もうひとつが「教育資金の一括贈与に係る贈与税非課税措置」です。30歳未満の受贈者(孫など)が直系尊属(祖父母など)から教育資金の贈与を受けた場合、受贈者1人あたり最大1,500万円までが非課税となります。教育費は入学金、授業料のほか、学校の寮費、通学交通費、修学旅行代や給食費も含まれます。さらに500万円までは進学塾、水泳、英語、ピアノといった習い事にも適用されます。
適用となる受贈者は0〜29歳。ただし、23歳以上は習い事代が非課税の対象外となります。同様に、受贈者側の所得が1,000万円超の場合も対象外となります。

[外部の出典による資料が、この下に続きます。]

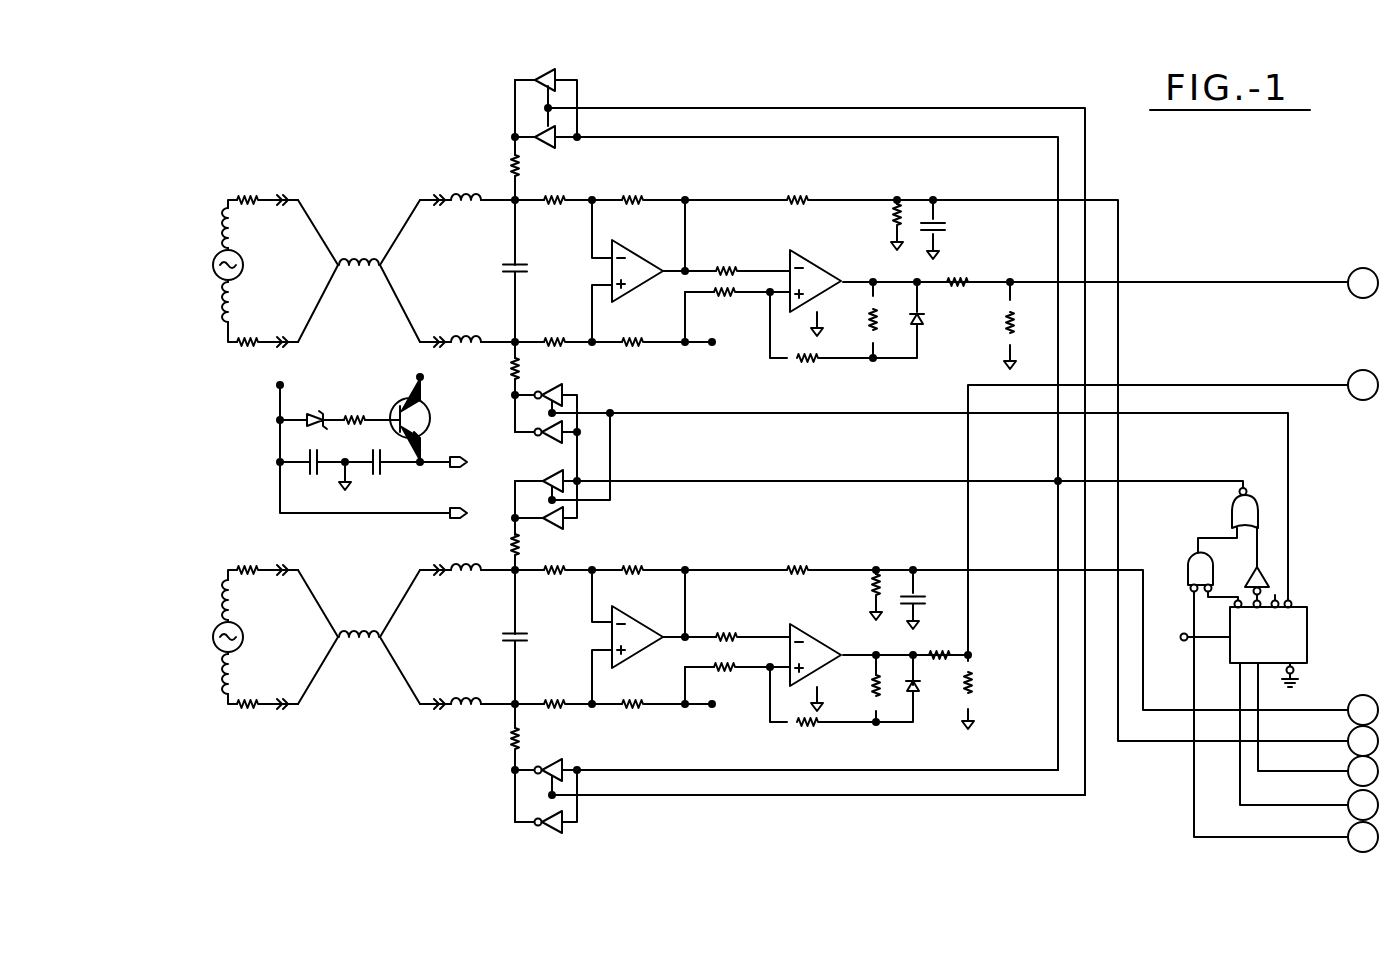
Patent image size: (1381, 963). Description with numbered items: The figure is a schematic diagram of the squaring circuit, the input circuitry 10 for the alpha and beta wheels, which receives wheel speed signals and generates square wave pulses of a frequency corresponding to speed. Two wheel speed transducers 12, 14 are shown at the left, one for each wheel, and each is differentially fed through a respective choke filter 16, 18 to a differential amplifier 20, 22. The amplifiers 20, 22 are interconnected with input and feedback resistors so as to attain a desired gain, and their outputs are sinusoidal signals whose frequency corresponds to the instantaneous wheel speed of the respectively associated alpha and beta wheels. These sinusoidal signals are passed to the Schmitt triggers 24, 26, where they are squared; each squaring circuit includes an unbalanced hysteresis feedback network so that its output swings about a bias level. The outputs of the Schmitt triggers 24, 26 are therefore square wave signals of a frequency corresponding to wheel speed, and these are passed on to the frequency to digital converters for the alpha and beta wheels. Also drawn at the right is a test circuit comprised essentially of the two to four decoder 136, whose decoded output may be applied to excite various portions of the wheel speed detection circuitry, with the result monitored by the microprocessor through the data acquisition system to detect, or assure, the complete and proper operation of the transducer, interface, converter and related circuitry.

The input circuitry 10 is at (1200, 215).
The wheel speed transducer 12 is at (216, 262).
The wheel speed transducer 14 is at (216, 634).
The choke filter 16 is at (458, 168).
The choke filter 18 is at (460, 722).
The differential amplifier 20 is at (626, 296).
The differential amplifier 22 is at (630, 662).
The Schmitt trigger 24 is at (822, 270).
The Schmitt trigger 26 is at (816, 634).
The two to four decoder 136 is at (1307, 620).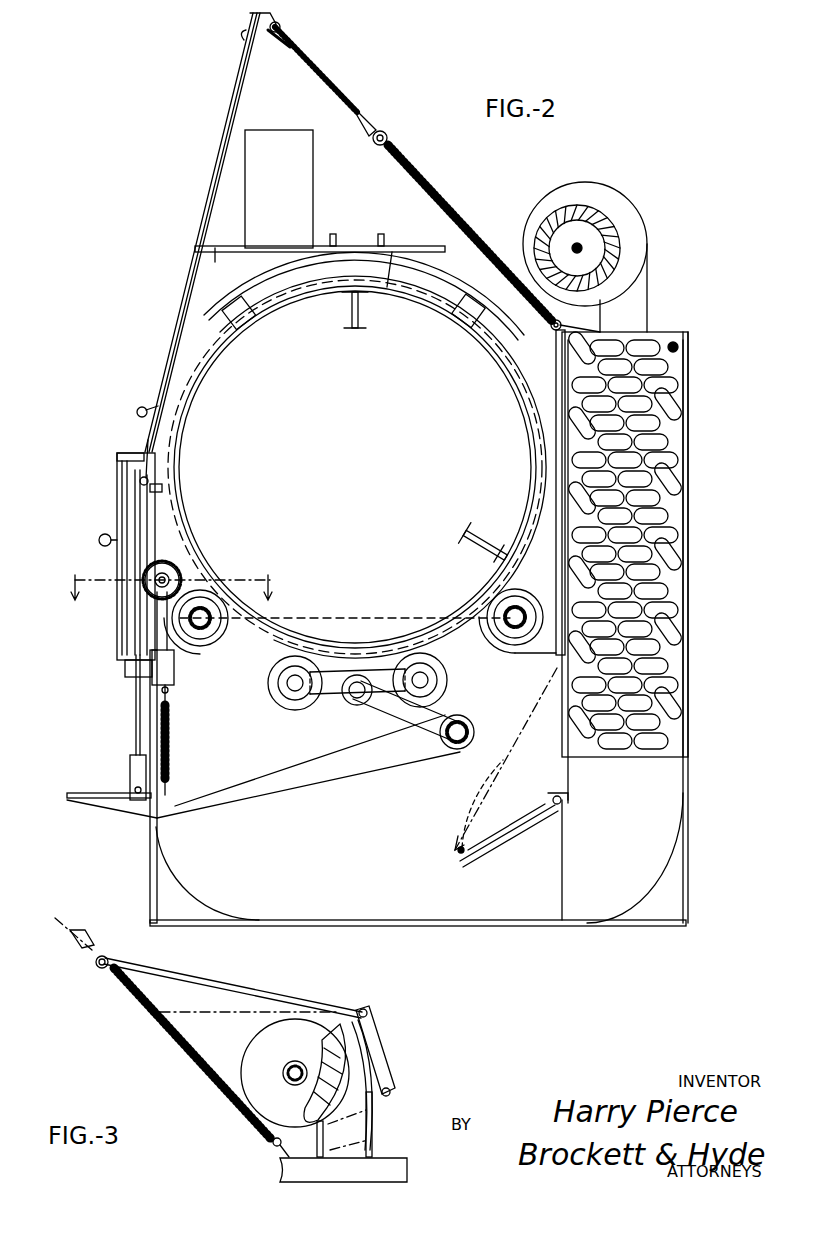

この措置が暦年贈与や都度贈与と大きく異なるのは、事前に一括して贈与を受けることができるということ。銀行や信託銀行などと一定の契約(教育資金口座に係る契約)を締結して専用口座を開設し、受贈者が領収書等を提出することで教育資金をそこから引き出します。
注意点としては、制度の適用が2026年3月末までということ。また、受贈者が30歳に達する(※1)など、教育資金口座に係る契約が終了した場合、その残額は贈与税の課税価格に算入されること、贈与者が亡くなった場合の残額は相続等により取得したものとみなされる(※2)こと等があげられます。
また、2023年度税制改正により、信託等があった日から教育資金管理契約の終了の日までの間に贈与者が亡くなった場合、当該贈与者の相続税の課税価格の合計額が5億円を超えるときは、受贈者が23歳未満である場合等であっても、残額については、当該受贈者が当該贈与者から相続等により取得したものとみなされること等が措置されました。本改正は、2023年4月1日以後に取得する信託受益権等に係る相続税について適用されます。
(詳しくは国税庁のウェブサイト等をご確認ください)
なお、暦年贈与、都度贈与、教育資金の一括贈与に係る贈与税非課税措置は、それぞれが併用可能です。時期や金額、利用しやすさなどを考慮しながら、上手に組み合わせて活用するとよいでしょう。
(※1)受贈者が30歳に達した時点で在学、教育訓練中であるときは、その期間終了時と40歳の早い日を終了日とする。
(※2)2021年4月1日以後に締結した契約で、受贈者が被相続人の孫(代襲相続人を除く)の場合、相続税額の2割加算が適用。ただし、受贈者が23歳未満、もしくは学校等に在学している場合は、相続等による取得とはみなされない。